Citibank to launch Big Brother program
JAKARTA (JP): Citibank employees will soon be roaming the city's neighborhoods in an effort to help children stay in school.
Citibank's Big Brother and Big Sister program is due to begin next month. A total of 180 Citibank employees have signed up for the program, which is part of the Community Care program the bank launched last February.
Citibank will donate Rp 350,000 (US$50) per year for each child in the Big Brother and Big Sister program. The Citibank volunteers will assist the children in managing the money as well as helping the youngsters with their studies.
Citibank, in conjunction with three non-governmental organizations which work with street children, launched its Community Care program last February in three slums areas in Jakarta.
A total of 700 of the bank's 1,100 employees volunteered to teach more than 100 children in the slums. Each of the employees will spend an average of 12 hours a year teaching the children.
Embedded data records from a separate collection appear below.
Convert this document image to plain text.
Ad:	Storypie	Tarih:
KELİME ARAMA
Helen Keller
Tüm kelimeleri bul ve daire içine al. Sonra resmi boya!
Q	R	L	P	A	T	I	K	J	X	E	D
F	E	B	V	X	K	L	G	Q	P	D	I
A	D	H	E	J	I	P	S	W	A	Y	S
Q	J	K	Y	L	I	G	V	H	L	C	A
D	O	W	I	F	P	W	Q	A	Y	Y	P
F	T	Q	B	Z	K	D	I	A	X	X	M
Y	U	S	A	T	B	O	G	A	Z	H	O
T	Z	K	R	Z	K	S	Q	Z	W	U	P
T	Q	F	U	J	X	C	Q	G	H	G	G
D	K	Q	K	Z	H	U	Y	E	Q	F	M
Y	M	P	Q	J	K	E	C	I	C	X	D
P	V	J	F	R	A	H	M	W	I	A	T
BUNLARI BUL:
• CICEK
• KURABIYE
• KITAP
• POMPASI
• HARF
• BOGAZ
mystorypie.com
The employees also prepare the teaching material and create a curriculum for their students.
"I have a special experience, a kind of joy, in teaching these street children," Raimy, Citibank's head of micromarketing and the coordinator of the school which has been set up in Ancol for the street children, said. "I always feel compelled to come back".
The Ancol school is a five by seven-meter semipermanent building set amid piles of garbage gathered by scavengers.
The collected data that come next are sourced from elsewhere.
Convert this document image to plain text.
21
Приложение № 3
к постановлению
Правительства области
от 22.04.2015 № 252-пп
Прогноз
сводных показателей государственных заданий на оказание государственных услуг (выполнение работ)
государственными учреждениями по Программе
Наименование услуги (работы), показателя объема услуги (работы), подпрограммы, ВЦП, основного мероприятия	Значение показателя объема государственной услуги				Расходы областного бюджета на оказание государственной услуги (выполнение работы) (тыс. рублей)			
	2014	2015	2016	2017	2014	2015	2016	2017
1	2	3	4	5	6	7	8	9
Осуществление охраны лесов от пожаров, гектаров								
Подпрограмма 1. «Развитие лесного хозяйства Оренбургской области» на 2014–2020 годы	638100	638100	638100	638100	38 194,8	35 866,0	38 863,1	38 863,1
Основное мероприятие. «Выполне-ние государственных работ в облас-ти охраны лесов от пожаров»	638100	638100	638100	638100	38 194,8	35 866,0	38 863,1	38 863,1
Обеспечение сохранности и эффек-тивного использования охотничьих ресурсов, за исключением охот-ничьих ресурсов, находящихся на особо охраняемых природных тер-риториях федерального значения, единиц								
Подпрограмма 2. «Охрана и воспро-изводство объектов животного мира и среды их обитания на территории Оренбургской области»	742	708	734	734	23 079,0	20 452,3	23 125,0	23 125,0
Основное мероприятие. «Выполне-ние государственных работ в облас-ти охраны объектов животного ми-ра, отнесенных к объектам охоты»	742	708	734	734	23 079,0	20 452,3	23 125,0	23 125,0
This Rp 1 billion a year community program is run from a room in the bank's headquarters on Jl. Sudirman. The room has been transformed into an office very similar to a school principal's, with curricula and teachers' schedules spread about.
Citibank corporate affairs head Ditta Amahorseya said while this program could not reach all of the capital's street children, it could at least improve the lives of some of them. She said the program would continue for at least five years.